In 2016, he was granted political refugee status by the British government. Maldives Immigration also revoked Waheed's passport. He was later charged with terrorism in connection to the 2015 protest. In November, Waheed resigned as the Deputy Leader of the Maldives United Opposition and as the Chairperson of the MDP. Waheed later joined the Jumhooree Party.

=== Minister of Tourism and sexual harassment allegations ===
Ali Waheed was appointed as the Minister of Tourism on November 17, 2018 by president Ibrahim Mohamed Solih.

In February 2020, audio calls were leaked where Waheed made allegedly derogatory remarks against cabinet members.

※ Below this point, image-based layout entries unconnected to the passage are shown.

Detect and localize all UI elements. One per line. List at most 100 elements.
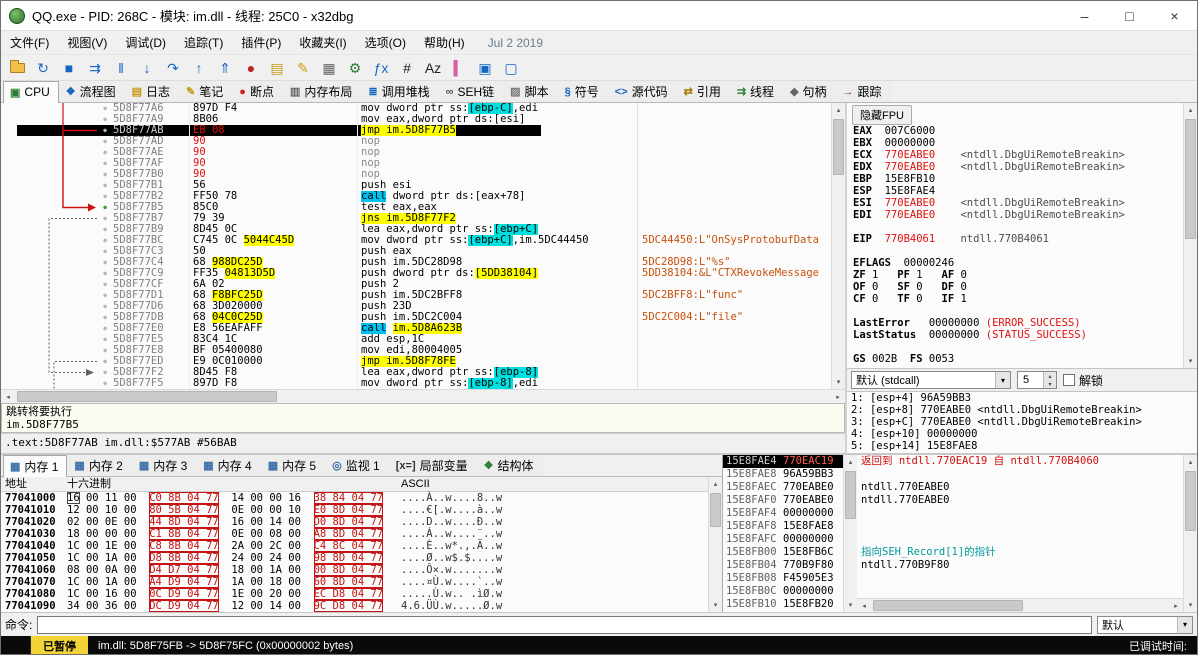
- help-book-icon[interactable]: ▣: [473, 57, 497, 79]
- hide-fpu-button[interactable]: 隐藏FPU: [852, 105, 912, 125]
- run-to-user-code-icon[interactable]: ⇑: [213, 57, 237, 79]
- scrollbar-track[interactable]: [15, 390, 831, 403]
- restart-icon[interactable]: ↻: [31, 57, 55, 79]
- scroll-down-button[interactable]: ▾: [832, 375, 845, 389]
- breakpoint-dot[interactable]: ●: [97, 191, 113, 202]
- checkbox-box[interactable]: [1063, 374, 1075, 386]
- tab-source[interactable]: <> 源代码: [607, 81, 677, 102]
- spin-up-icon[interactable]: ▴: [1044, 372, 1056, 380]
- breakpoint-dot[interactable]: ●: [97, 136, 113, 147]
- register-line[interactable]: EBX 00000000: [853, 137, 1183, 149]
- stack-row[interactable]: 15E8FAF8 15E8FAE8: [723, 520, 843, 533]
- stack-comment-lines[interactable]: 返回到 ntdll.770EAC19 自 ntdll.770B4060 ntdll…: [857, 455, 1183, 598]
- breakpoint-dot[interactable]: ●: [97, 334, 113, 345]
- scroll-down-button[interactable]: ▾: [1184, 598, 1197, 612]
- register-line[interactable]: GS 002B FS 0053: [853, 353, 1183, 365]
- stack-row[interactable]: 15E8FAFC 00000000: [723, 533, 843, 546]
- scrollbar-thumb[interactable]: [1185, 119, 1196, 239]
- scrollbar-thumb[interactable]: [17, 391, 277, 402]
- register-line[interactable]: LastStatus 00000000 (STATUS_SUCCESS): [853, 329, 1183, 341]
- breakpoint-dot[interactable]: ●: [97, 378, 113, 389]
- scroll-left-button[interactable]: ◂: [857, 599, 871, 612]
- dump-row[interactable]: 77041010 12 00 10 00 80 5B 04 77 0E 00 0…: [1, 504, 708, 516]
- tab-breakpoints[interactable]: ● 断点: [232, 81, 283, 102]
- breakpoint-dot[interactable]: ●: [97, 125, 113, 136]
- breakpoint-dot[interactable]: ●: [97, 114, 113, 125]
- pause-icon[interactable]: ‖: [109, 57, 133, 79]
- stack-row[interactable]: 15E8FB0C 00000000: [723, 585, 843, 598]
- stack-row[interactable]: 15E8FB04 770B9F80: [723, 559, 843, 572]
- register-line[interactable]: EFLAGS 00000246: [853, 257, 1183, 269]
- arg-depth-spinner[interactable]: 5 ▴ ▾: [1017, 371, 1057, 389]
- arguments-view[interactable]: 1: [esp+4] 96A59BB3 2: [esp+8] 770EABE0 <…: [847, 392, 1197, 453]
- calculator-icon[interactable]: ▢: [499, 57, 523, 79]
- scroll-up-button[interactable]: ▴: [832, 103, 845, 117]
- dump-row[interactable]: 77041060 08 00 0A 00 D4 D7 04 77 18 00 1…: [1, 564, 708, 576]
- breakpoint-dot[interactable]: ●: [97, 224, 113, 235]
- registers-vscrollbar[interactable]: ▴ ▾: [1183, 103, 1197, 368]
- menu-item[interactable]: 收藏夹(I): [290, 31, 355, 54]
- scroll-right-button[interactable]: ▸: [1169, 599, 1183, 612]
- breakpoint-dot[interactable]: ●: [97, 356, 113, 367]
- scroll-right-button[interactable]: ▸: [831, 390, 845, 403]
- register-line[interactable]: LastError 00000000 (ERROR_SUCCESS): [853, 317, 1183, 329]
- stack-row[interactable]: 15E8FB08 F45905E3: [723, 572, 843, 585]
- tab-locals[interactable]: [x=] 局部变量: [388, 455, 477, 476]
- register-line[interactable]: CF 0 TF 0 IF 1: [853, 293, 1183, 305]
- maximize-button[interactable]: □: [1107, 1, 1152, 31]
- breakpoint-dot[interactable]: ●: [97, 345, 113, 356]
- argument-row[interactable]: 4: [esp+10] 00000000: [851, 428, 1197, 440]
- tab-memory-map[interactable]: ▥ 内存布局: [282, 81, 362, 102]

There was a public outcry calling for the resignation of Waheed alongside the members of the Jumhooree Party. The Maldives Police Service launched a probe into the leaked audio.

In July 2020, several worked of the Ministry of Tourism made allegations of sexual harassment and assault against Waheed, some meeting with president Solih to lodge complaints. Waheed was asked to resign by Solih. When Waheed refused to resign, he was dismissed by Solih.

His residence was later raided by the police in connection to the sexual misconduct and was placed under a travel ban. The Prosecutor General's Office (PGO) charged Waheed with sexual abuse, attempted sexual abuse, unlawful sexual contact, indecent exposure and a single count of attempted rape.

In 2021, the Criminal Court lifted Waheed's travel ban to do a medical checkup but later fled to the United Kingdom. He was arrested by UK authorities citing breaches to the UK's immigration act, he was later released and compensated.

In 2023, the charges against Waheed were dropped by the PGO citing victim's unwillingness to proceed with the trial. He later returned to the Maldives in July. Qasim Ibrahim appointed Waheed as special advisors to him. Waheed later resigned from the Jumhooree Party and rejoined the Maldivian Democratic Party.